With displacement, your initial velocity for "Its displacement between 3s and 5s" will not be 0.

*also acceleration is 2 m / s^2, and you need that to plug into all the equations i listed, and interpret what the questions r asking you to do

4. Oct 30, 2008

### jammhawk

Can someone help me with a velocity formula? I keep looking for formulas but I can't really understand it.

5. Oct 30, 2008

### tiny-tim

Welcome to PF!

Hi jammhawk! Welcome to PF!
Yes, that's fine.

In words, that means that the acceleration is constant.
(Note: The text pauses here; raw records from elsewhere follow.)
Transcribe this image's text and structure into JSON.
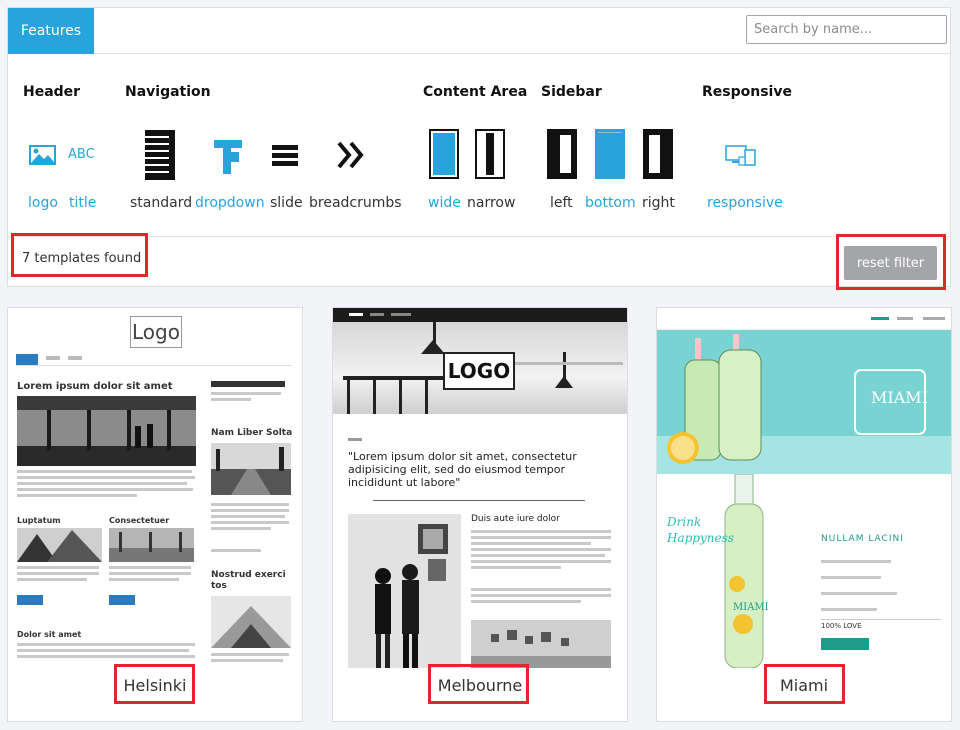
{
  "tab": {
    "label": "Features"
  },
  "search": {
    "placeholder": "Search by name..."
  },
  "filters": {
    "header": {
      "label": "Header",
      "options": [
        "logo",
        "title"
      ],
      "icon_text": "ABC"
    },
    "navigation": {
      "label": "Navigation",
      "options": [
        "standard",
        "dropdown",
        "slide",
        "breadcrumbs"
      ]
    },
    "content_area": {
      "label": "Content Area",
      "options": [
        "wide",
        "narrow"
      ]
    },
    "sidebar": {
      "label": "Sidebar",
      "options": [
        "left",
        "bottom",
        "right"
      ]
    },
    "responsive": {
      "label": "Responsive",
      "options": [
        "responsive"
      ]
    }
  },
  "results": {
    "count_text": "7 templates found",
    "reset_label": "reset filter"
  },
  "templates": [
    {
      "name": "Helsinki",
      "preview": {
        "logo": "Logo",
        "h1": "Lorem ipsum dolor sit amet",
        "h2": "Luptatum",
        "h3": "Consectetuer",
        "h4": "Dolor sit amet",
        "side1": "Nam Liber Solta",
        "side2": "Nostrud exerci tos"
      }
    },
    {
      "name": "Melbourne",
      "preview": {
        "logo": "LOGO",
        "quote": "\"Lorem ipsum dolor sit amet, consectetur adipisicing elit, sed do eiusmod tempor incididunt ut labore\"",
        "sub": "Duis aute iure dolor"
      }
    },
    {
      "name": "Miami",
      "preview": {
        "brand": "MIAMI",
        "tag": "Drink Happyness",
        "h": "NULLAM LACINI",
        "love": "100% LOVE"
      }
    }
  ],
  "colors": {
    "accent": "#29a3dc",
    "highlight": "#e0272d",
    "reset_button": "#a4a5a9"
  }
}
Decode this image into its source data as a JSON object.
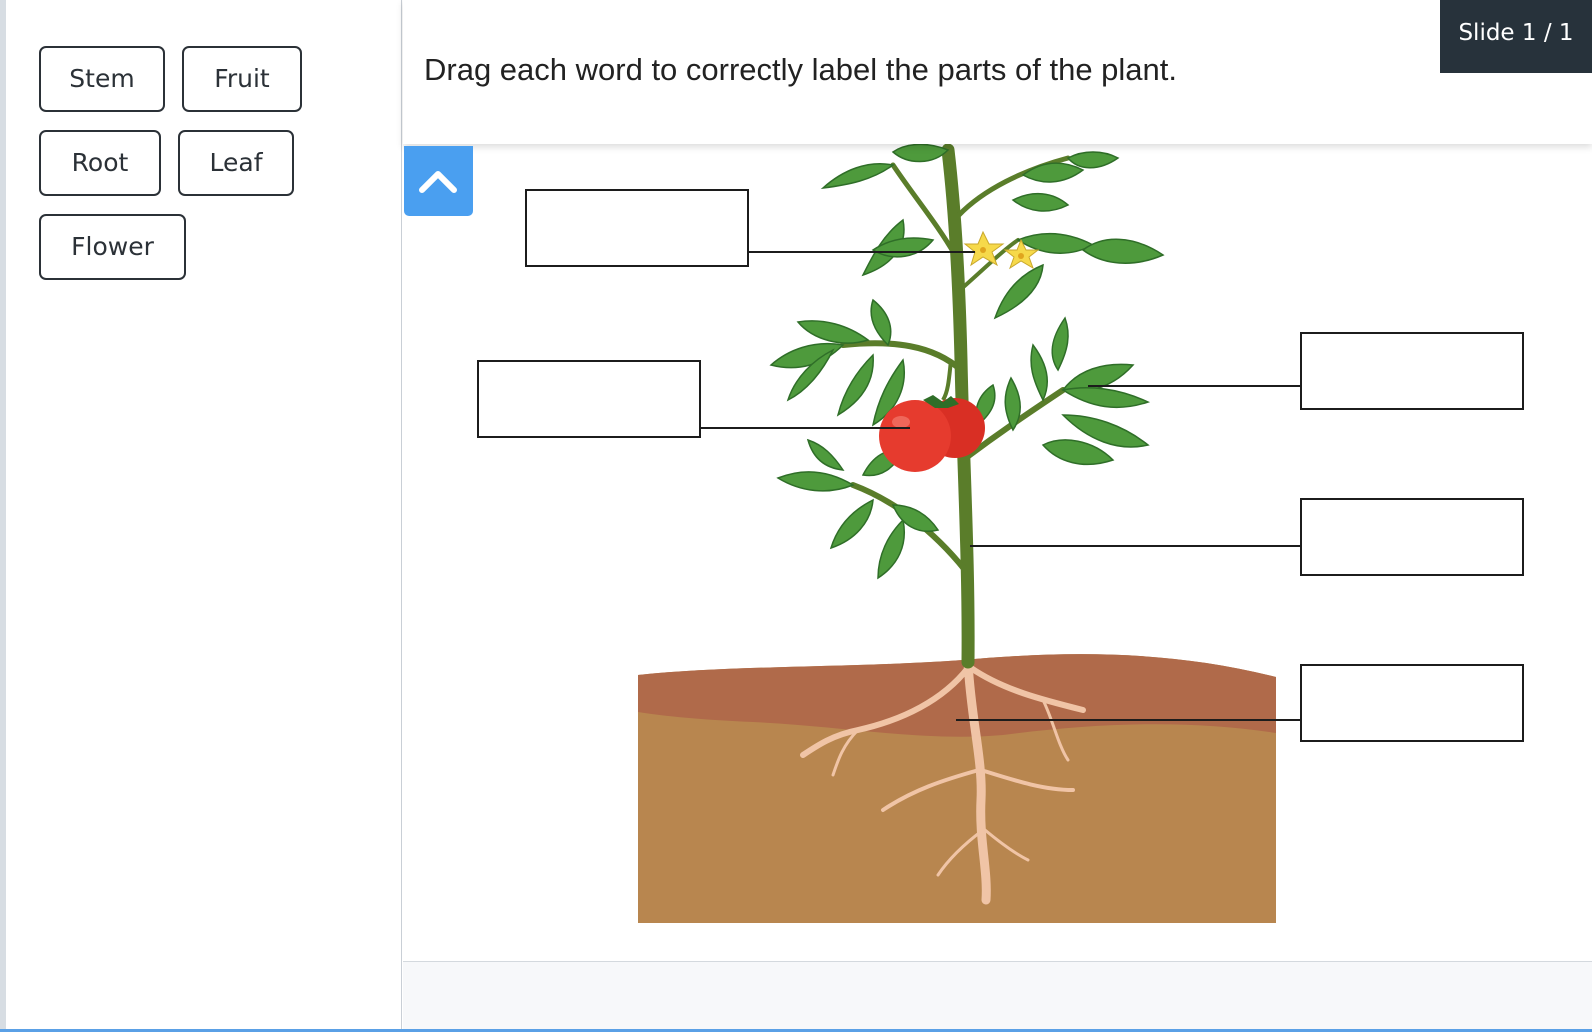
{
  "word_bank": {
    "chips": [
      {
        "label": "Stem"
      },
      {
        "label": "Fruit"
      },
      {
        "label": "Root"
      },
      {
        "label": "Leaf"
      },
      {
        "label": "Flower"
      }
    ]
  },
  "header": {
    "instruction": "Drag each word to correctly label the parts of the plant.",
    "slide_indicator": "Slide 1 / 1"
  },
  "collapse_button": {
    "icon": "chevron-up-icon",
    "color": "#4a9ff0"
  },
  "diagram": {
    "drop_targets": [
      {
        "label": ""
      },
      {
        "label": ""
      },
      {
        "label": ""
      },
      {
        "label": ""
      },
      {
        "label": ""
      }
    ],
    "colors": {
      "leaf": "#4e9a3c",
      "leaf_dark": "#2f6e28",
      "stem": "#5a7d2a",
      "fruit": "#e63b2e",
      "flower": "#f6d94a",
      "soil_top": "#b06a4a",
      "soil": "#b8864f",
      "root": "#f0c4a6"
    }
  }
}
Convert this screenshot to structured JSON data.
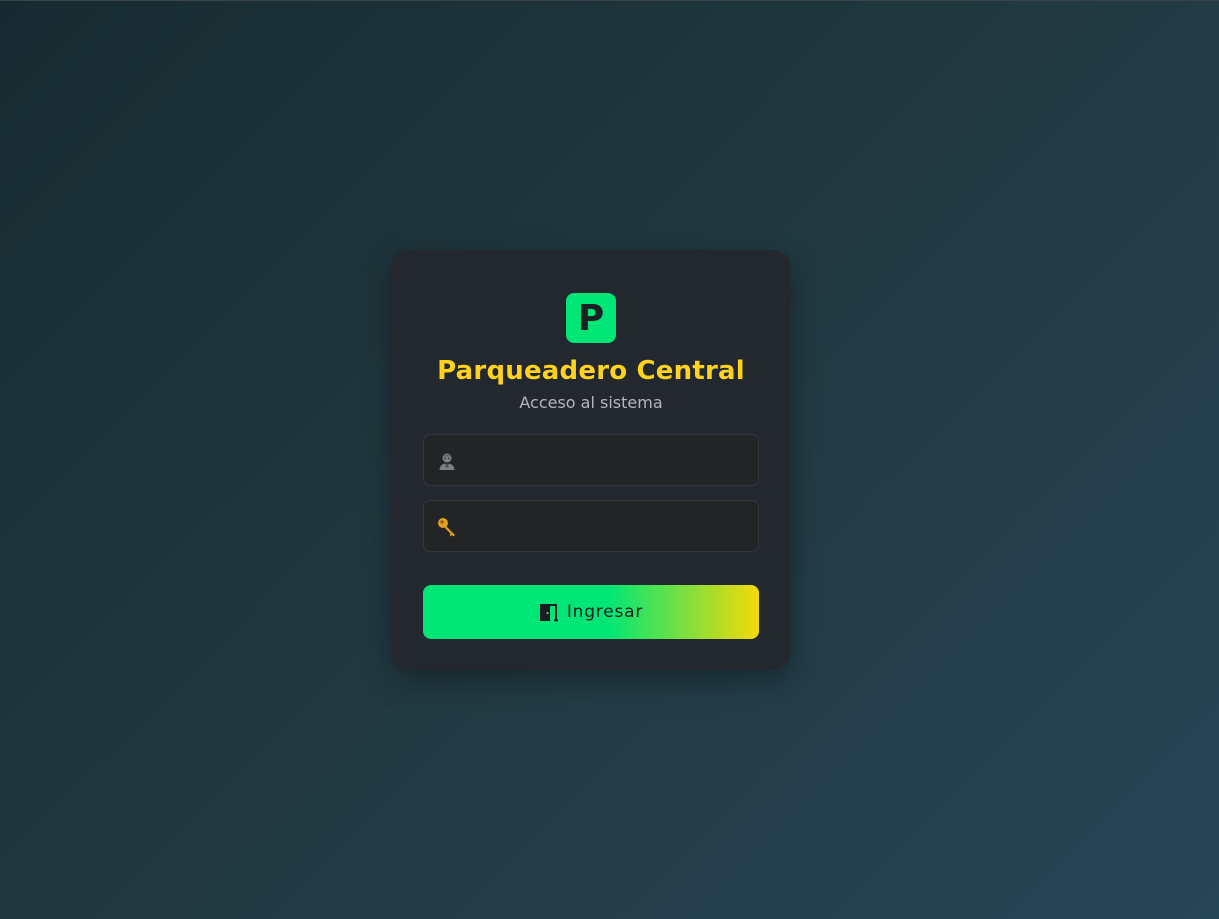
{
  "colors": {
    "accent_green": "#00e676",
    "accent_yellow": "#f5d90a",
    "title_color": "#ffd21f",
    "card_bg": "#23272e"
  },
  "logo": {
    "letter": "P",
    "icon": "parking-logo-icon"
  },
  "header": {
    "title": "Parqueadero Central",
    "subtitle": "Acceso al sistema"
  },
  "form": {
    "username": {
      "icon": "user-icon",
      "value": "",
      "placeholder": ""
    },
    "password": {
      "icon": "key-icon",
      "value": "",
      "placeholder": ""
    },
    "submit": {
      "icon": "door-icon",
      "label": "Ingresar"
    }
  }
}
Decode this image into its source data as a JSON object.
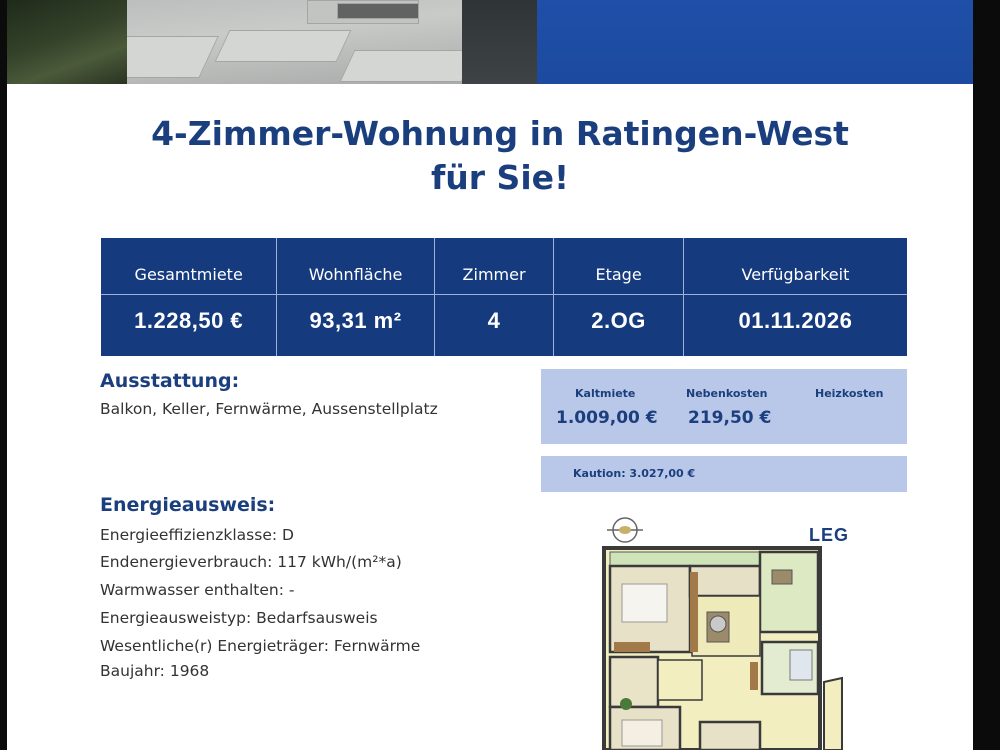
{
  "listing": {
    "title_line1": "4-Zimmer-Wohnung in Ratingen-West",
    "title_line2": "für Sie!"
  },
  "facts": [
    {
      "label": "Gesamtmiete",
      "value": "1.228,50 €"
    },
    {
      "label": "Wohnfläche",
      "value": "93,31 m²"
    },
    {
      "label": "Zimmer",
      "value": "4"
    },
    {
      "label": "Etage",
      "value": "2.OG"
    },
    {
      "label": "Verfügbarkeit",
      "value": "01.11.2026"
    }
  ],
  "ausstattung": {
    "heading": "Ausstattung:",
    "text": "Balkon, Keller, Fernwärme, Aussenstellplatz"
  },
  "costs": {
    "kaltmiete_label": "Kaltmiete",
    "kaltmiete_value": "1.009,00 €",
    "nebenkosten_label": "Nebenkosten",
    "nebenkosten_value": "219,50 €",
    "heizkosten_label": "Heizkosten",
    "kaution": "Kaution: 3.027,00 €"
  },
  "energie": {
    "heading": "Energieausweis:",
    "lines": [
      "Energieeffizienzklasse: D",
      "Endenergieverbrauch: 117 kWh/(m²*a)",
      "Warmwasser enthalten: -",
      "Energieausweistyp: Bedarfsausweis",
      "Wesentliche(r) Energieträger: Fernwärme",
      "Baujahr: 1968"
    ]
  },
  "brand": {
    "logo": "LEG",
    "color": "#1b3f7e"
  },
  "colors": {
    "table_bg": "#163a7e",
    "cost_bg": "#b9c7e8",
    "heading": "#1b3f7e"
  },
  "icons": [
    "compass-icon"
  ]
}
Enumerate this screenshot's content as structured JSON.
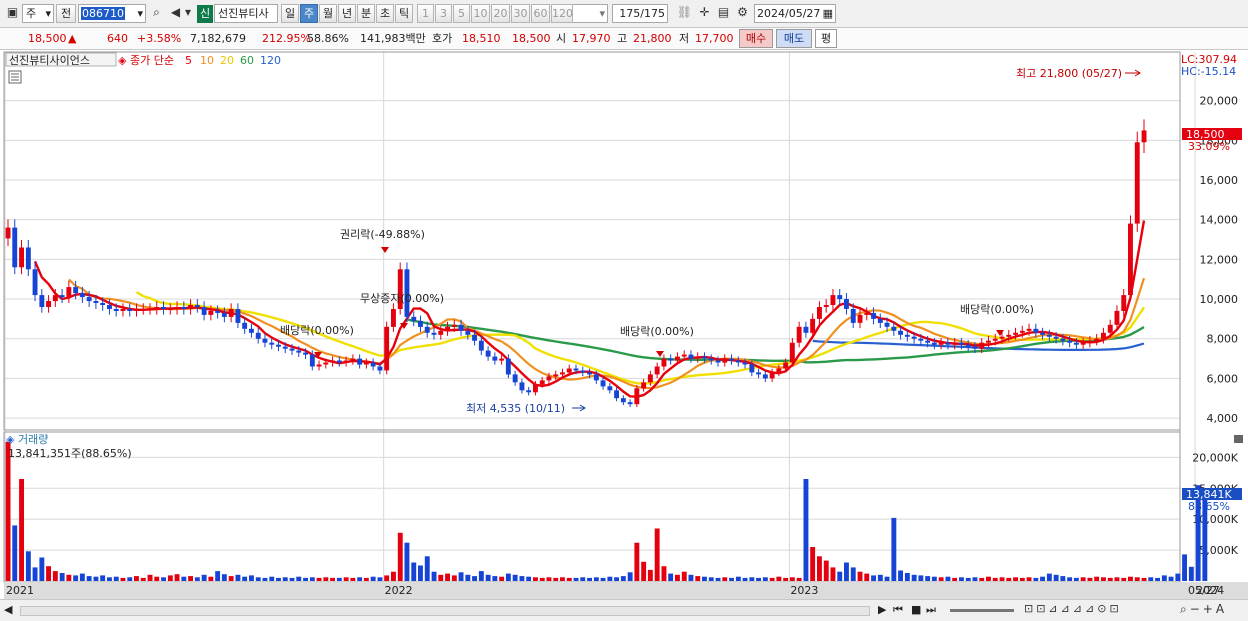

You know some formulas for constant acceleration, don't you?

6. Oct 30, 2008

### jammhawk

I have no clue what I am doing! I'm confused about all of this.

Ok.

I got
b. 6 m/s
c. 10 m/s
but i have no clue how i got it. and its probably wrong

7. Oct 30, 2008

### tiny-tim

Hi jammhawk!

Always show us how you got it (or how you think you got it)!

Hint: what formulas do you know that involve constant acceleration?

8. Oct 30, 2008

### jammhawk

Basically in my head i said.
Aceleration = 2 m/s/s
Velocity = x m/s
so maybe V= at

9. Oct 30, 2008

### jammhawk

And if those are true...

displacement = .5(a)(t^2) + vinitial(t) + dinitial

D = .5(2)(2^2) + 6(2) + 0
D = 4 + 12 + 0
D = 16

d. 16?

10. Oct 30, 2008

### tiny-tim

No maybe about it!

General formula v = u + at (and in this case u = 0).
Also fine … excpet that you can scrub "+ dinitial" form the first line (though personally, I'd use vinitial = 0, and do two equations).

11. Oct 30, 2008

### jammhawk

ok so all answers are good so far.

now how do i use the displacement of answer d (16) to find the average velocity?

12. Oct 30, 2008

### tiny-tim

Definitions:

Speed = instantaneous distance-per-time

Average speed = total distance per total time.

13. Oct 30, 2008

### jammhawk

so displacement = 16 meters
total time = 2 seconds

average velocity = 16 m/2s
8 m/s

right?

14. Oct 30, 2008

### tiny-tim

Yup!

btw:
but your professor did tell you all the equations you've just used, didn't he?

Moral: physics is equations … just learn the equations, and practise choosing the right one to use.

15. Oct 30, 2008

### jammhawk

actually i found all these online through yahoo. our professor gives us an assignment just sets us free. i wish he was more hands on

16. Oct 30, 2008

### tiny-tim

ah … then I sympathise

web research is not a reliable way of learning physics.

17. Oct 30, 2008

### jammhawk

i know... and I would like to thank you for the best help available!